A new life created from the misery of this prison,
A product of the violence and degradation I’ve been given.
I don’t know how to reconcile this conflicting emotion,
The love I have for this child, and my political devotion.
But one thing I do know, is that I will not be broken,
For in this pregnancy, I will find the strength to keep fighting.

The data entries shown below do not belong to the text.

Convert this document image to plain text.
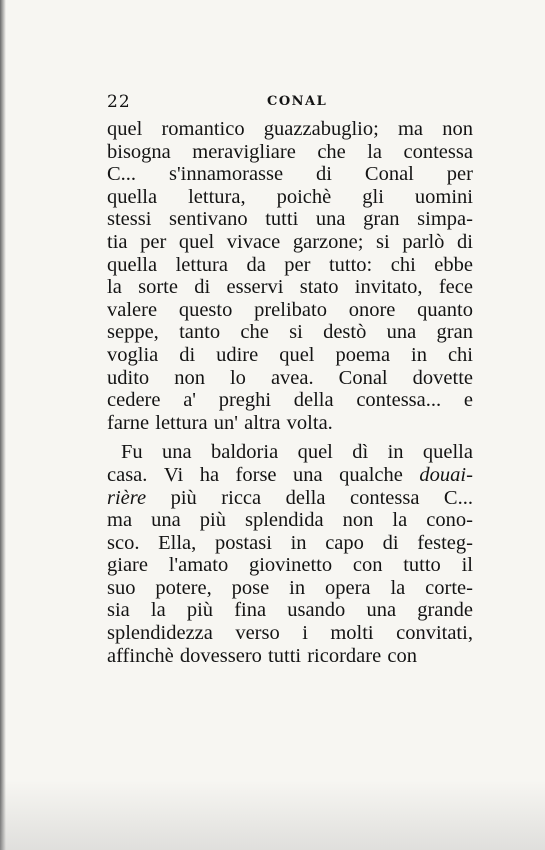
22	CONAL
quel romantico guazzabuglio; ma non
bisogna meravigliare che la contessa
C... s'innamorasse di Conal per
quella lettura, poichè gli uomini
stessi sentivano tutti una gran simpa-
tia per quel vivace garzone; si parlò di
quella lettura da per tutto: chi ebbe
la sorte di esservi stato invitato, fece
valere questo prelibato onore quanto
seppe, tanto che si destò una gran
voglia di udire quel poema in chi
udito non lo avea. Conal dovette
cedere a' preghi della contessa... e
farne lettura un' altra volta.
Fu una baldoria quel dì in quella
casa. Vi ha forse una qualche douai-
rière più ricca della contessa C...
ma una più splendida non la cono-
sco. Ella, postasi in capo di festeg-
giare l'amato giovinetto con tutto il
suo potere, pose in opera la corte-
sia la più fina usando una grande
splendidezza verso i molti convitati,
affinchè dovessero tutti ricordare con
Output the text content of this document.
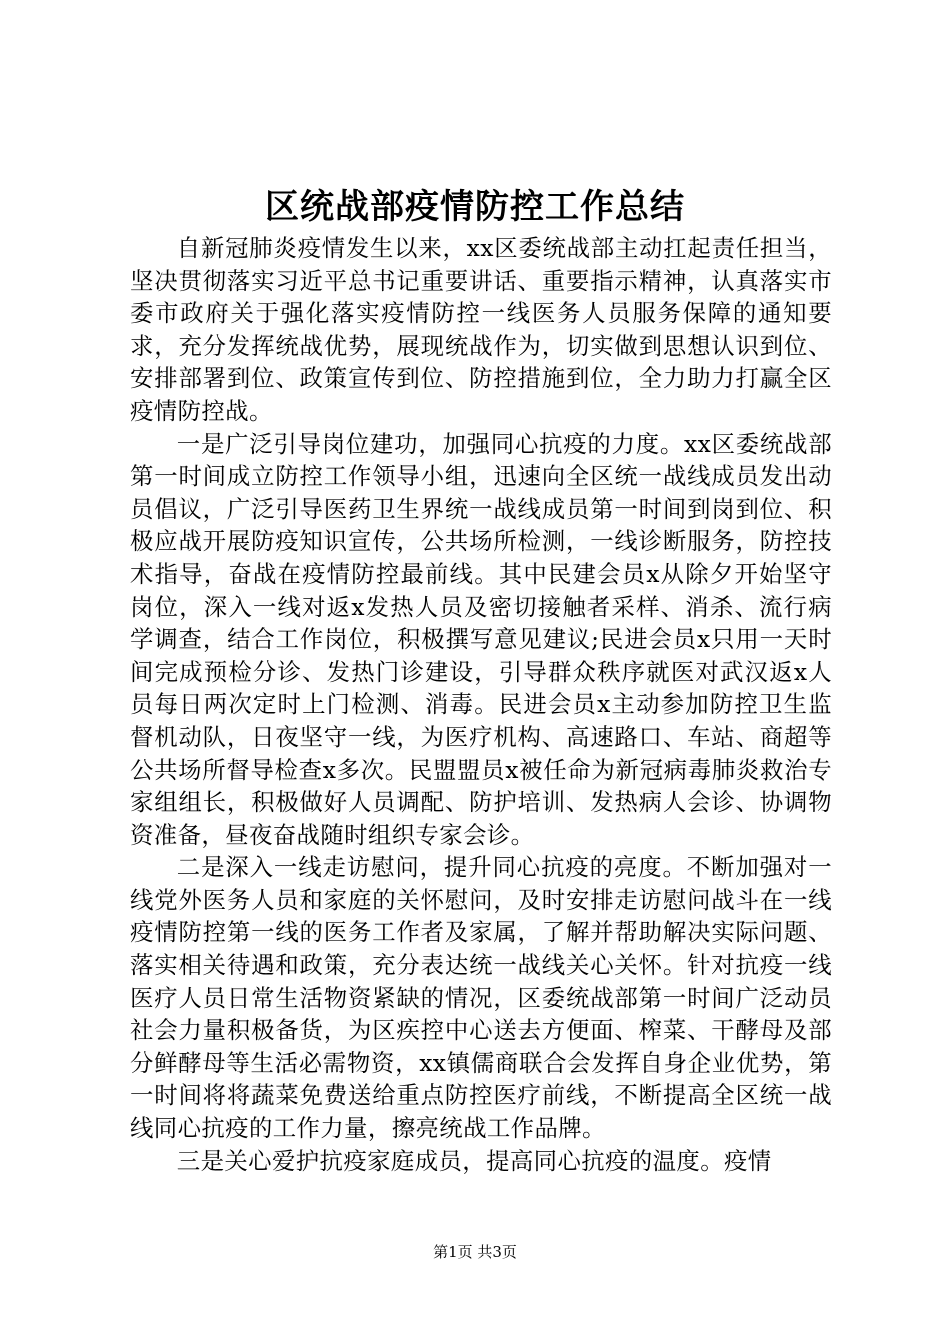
区统战部疫情防控工作总结

自新冠肺炎疫情发生以来，xx区委统战部主动扛起责任担当，坚决贯彻落实习近平总书记重要讲话、重要指示精神，认真落实市委市政府关于强化落实疫情防控一线医务人员服务保障的通知要求，充分发挥统战优势，展现统战作为，切实做到思想认识到位、安排部署到位、政策宣传到位、防控措施到位，全力助力打赢全区疫情防控战。

一是广泛引导岗位建功，加强同心抗疫的力度。xx区委统战部第一时间成立防控工作领导小组，迅速向全区统一战线成员发出动员倡议，广泛引导医药卫生界统一战线成员第一时间到岗到位、积极应战开展防疫知识宣传，公共场所检测，一线诊断服务，防控技术指导，奋战在疫情防控最前线。其中民建会员x从除夕开始坚守岗位，深入一线对返x发热人员及密切接触者采样、消杀、流行病学调查，结合工作岗位，积极撰写意见建议;民进会员x只用一天时间完成预检分诊、发热门诊建设，引导群众秩序就医对武汉返x人员每日两次定时上门检测、消毒。民进会员x主动参加防控卫生监督机动队，日夜坚守一线，为医疗机构、高速路口、车站、商超等公共场所督导检查x多次。民盟盟员x被任命为新冠病毒肺炎救治专家组组长，积极做好人员调配、防护培训、发热病人会诊、协调物资准备，昼夜奋战随时组织专家会诊。

二是深入一线走访慰问，提升同心抗疫的亮度。不断加强对一线党外医务人员和家庭的关怀慰问，及时安排走访慰问战斗在一线疫情防控第一线的医务工作者及家属，了解并帮助解决实际问题、落实相关待遇和政策，充分表达统一战线关心关怀。针对抗疫一线医疗人员日常生活物资紧缺的情况，区委统战部第一时间广泛动员社会力量积极备货，为区疾控中心送去方便面、榨菜、干酵母及部分鲜酵母等生活必需物资，xx镇儒商联合会发挥自身企业优势，第一时间将将蔬菜免费送给重点防控医疗前线，不断提高全区统一战线同心抗疫的工作力量，擦亮统战工作品牌。

三是关心爱护抗疫家庭成员，提高同心抗疫的温度。疫情

第1页 共3页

In chains and captive, my soul is torn
With a burden heavy, I lay in mourn
A seed of shame, planted in my womb
From the junta guard, in my cell, entombed
The night is vivid, still in my mind
When I was taken, so cruelly confined
His touch so harsh, his words so cruel
My body violated, shattered, used
Now I carry life, within me grown
A child of misery, of fear, unknown
A symbol of the oppression I fight
A constant reminder of my plight
Will I be capable, of loving this child
Whose father is the source of my wild
A man who stands for all I revile
An embodiment of dictatorship, vile
I am a bearer, of the Marxist sword
Dedicated to a cause, I can’t afford
To ignore the life, growing inside
Or turn my back, on this untamed tide
So I must face, this inner strife
And find a way, to love this life
For it is innocent, and so pure
A child of mine, I must endure.
In my cell of sorrow and fear,
I’m a prisoner, bound by chains so near.
My body aches with memories so cruel,
Of the night I was violated, my soul was the fool.
The junta guards, with their mighty power,
Mistreated me, hour after hour.
Their insults, mocking and cruel jeers,
Left me feeling so low, with a pain that sears.
In this cell, I’m just a broken soul,
With bruises, scars and wounds that never grow old.
I try to be strong, to not give in to despair,
But my spirit is crushed, beyond repair.
The thought of a child, conceived in pain,
A new life born, in this world so insane.
A child of my enemy, a junta guard so strong,
The thought of it, tears me apart, all day long.
I’m a Marxist woman, once so proud,
With political beliefs, that I stood out loud.
But now I’m here, in this prison cell,
My body a prisoner, my mind in hell.
I’m torn between love and hate, so confused,
For the child I might bear, my heart is bruised.
Can I love a child, from a man I despise,
Or will my political beliefs, make my love a disguise?
I’m lost in my thoughts, in this cell so dark,
With the constant violation, leaving its mark.
I’m a woman of strength, once full of fight,
But now I’m just a shadow, lost in the night.
Trapped in this cell of misery and pain,
A body and heart that once felt no shame,
But now I lay here, feeling so low,
As the junta guard’s touch left a wound that won’t go.
I fought for a cause, for equality,
For a world free of oppression and cruelty,
But now I am nothing, just a broken soul,
Betrayed by my body that surrendered control.
I thought I was strong, I thought I was brave,
A leader in the fight to break the shackles and enslavement,
But now I am just a shell, a husk of what was,
A victim of violence, a prisoner of their laws.
My heart aches with sorrow, my mind filled with doubt,
For I have been violated, I have been found out,
Betrayed by my own body, my own flesh and blood,
How can I love this child, born from such a cruel flood?
But still, I hold on, I cling to my dreams,
For a world that’s fair, for a world that’s free,
For I will not let them take away what I believe,
For I am a marxist woman, and I will not leave.